La formula più semplice per un ciambellone alto e morbido
- Stampo da 24 cm per ottenere una ciambella ben sviluppata e facile da affettare.
- 120 g di gocce di cioccolato sono sufficienti per distribuirle in ogni fetta senza appesantire l’impasto.
- Ingredienti a temperatura ambiente aiutano a creare un composto omogeneo.
- 175 °C in forno statico garantiscono una cottura graduale e un interno soffice.
- Gocce fredde e leggermente infarinate riducono il rischio che finiscano tutte sul fondo.

La ricetta base con yogurt e olio
Preferisco preparare questo dolce con yogurt bianco e olio di semi. Lo yogurt dà una mollica più tenera, mentre l’olio mantiene il ciambellone morbido anche il giorno dopo, senza il passaggio della lavorazione del burro. Il risultato è semplice, ma tutt’altro che banale, soprattutto se si scelgono cioccolato fondente al 50-60% e una buona vaniglia.

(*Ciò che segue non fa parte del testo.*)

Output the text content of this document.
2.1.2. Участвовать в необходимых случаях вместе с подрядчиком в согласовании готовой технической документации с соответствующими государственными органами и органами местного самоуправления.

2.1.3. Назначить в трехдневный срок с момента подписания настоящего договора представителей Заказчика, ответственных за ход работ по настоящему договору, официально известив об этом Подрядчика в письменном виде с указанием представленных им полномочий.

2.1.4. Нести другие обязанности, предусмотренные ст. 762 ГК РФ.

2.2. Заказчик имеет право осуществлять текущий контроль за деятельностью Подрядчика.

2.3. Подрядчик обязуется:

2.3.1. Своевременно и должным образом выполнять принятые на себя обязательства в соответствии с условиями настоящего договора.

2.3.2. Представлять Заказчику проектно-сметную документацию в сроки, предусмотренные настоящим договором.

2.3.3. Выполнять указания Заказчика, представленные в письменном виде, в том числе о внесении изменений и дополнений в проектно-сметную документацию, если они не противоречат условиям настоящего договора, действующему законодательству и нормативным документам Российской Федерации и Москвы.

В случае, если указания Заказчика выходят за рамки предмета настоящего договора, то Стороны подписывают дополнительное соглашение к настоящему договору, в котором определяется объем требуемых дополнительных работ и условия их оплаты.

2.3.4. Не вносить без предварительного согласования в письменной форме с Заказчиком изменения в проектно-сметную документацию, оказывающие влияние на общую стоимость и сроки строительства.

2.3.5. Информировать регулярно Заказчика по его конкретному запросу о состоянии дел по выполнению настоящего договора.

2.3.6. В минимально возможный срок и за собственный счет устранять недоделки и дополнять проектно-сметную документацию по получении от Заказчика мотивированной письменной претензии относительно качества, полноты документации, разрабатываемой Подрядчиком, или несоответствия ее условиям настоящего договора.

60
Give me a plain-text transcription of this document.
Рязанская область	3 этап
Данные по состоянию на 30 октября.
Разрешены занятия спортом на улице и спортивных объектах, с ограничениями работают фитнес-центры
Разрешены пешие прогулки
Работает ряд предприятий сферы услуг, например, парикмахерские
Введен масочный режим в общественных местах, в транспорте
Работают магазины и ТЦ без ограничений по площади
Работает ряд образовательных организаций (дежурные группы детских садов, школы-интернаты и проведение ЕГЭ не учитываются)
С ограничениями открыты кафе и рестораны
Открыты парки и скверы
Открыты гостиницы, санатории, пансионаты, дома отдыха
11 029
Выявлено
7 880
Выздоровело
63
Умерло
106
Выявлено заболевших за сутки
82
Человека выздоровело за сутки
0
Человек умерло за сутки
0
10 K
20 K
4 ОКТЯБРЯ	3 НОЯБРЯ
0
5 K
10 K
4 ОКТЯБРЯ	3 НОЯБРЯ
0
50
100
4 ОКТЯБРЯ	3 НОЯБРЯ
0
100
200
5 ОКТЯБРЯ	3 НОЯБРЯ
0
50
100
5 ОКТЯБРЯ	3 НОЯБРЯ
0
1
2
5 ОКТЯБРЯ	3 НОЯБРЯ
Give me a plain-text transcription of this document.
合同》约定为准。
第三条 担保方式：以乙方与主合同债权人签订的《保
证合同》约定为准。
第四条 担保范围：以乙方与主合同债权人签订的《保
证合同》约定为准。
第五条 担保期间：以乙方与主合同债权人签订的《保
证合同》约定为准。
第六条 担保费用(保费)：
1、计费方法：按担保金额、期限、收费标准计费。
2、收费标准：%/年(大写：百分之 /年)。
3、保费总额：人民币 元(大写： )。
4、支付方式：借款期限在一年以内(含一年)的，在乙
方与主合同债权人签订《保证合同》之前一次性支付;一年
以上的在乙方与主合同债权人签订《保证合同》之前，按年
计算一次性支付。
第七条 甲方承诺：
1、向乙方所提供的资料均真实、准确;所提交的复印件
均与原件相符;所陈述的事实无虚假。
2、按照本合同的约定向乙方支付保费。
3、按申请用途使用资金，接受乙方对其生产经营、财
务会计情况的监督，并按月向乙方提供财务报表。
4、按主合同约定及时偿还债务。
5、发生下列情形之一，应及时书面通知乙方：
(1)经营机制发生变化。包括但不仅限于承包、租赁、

Ingredienti per 8-10 persone
| Ingrediente | Quantità |
|---|---|
| Uova medie | 3 |
| Zucchero semolato | 180 g |
| Yogurt bianco intero | 125 g |
| Olio di semi | 100 ml |
| Farina 00 | 250 g |
| Lievito per dolci | 16 g |
| Gocce di cioccolato | 120 g |
| Vaniglia o scorza di limone | Quanto basta |
| Sale | 1 pizzico |
Per lo stampo servono poco burro e farina, oppure uno spray staccante. Se uso uno stampo antiaderente di buona qualità, un velo sottile è sufficiente: troppo grasso può accumularsi nelle scanalature e rendere meno regolare la superficie.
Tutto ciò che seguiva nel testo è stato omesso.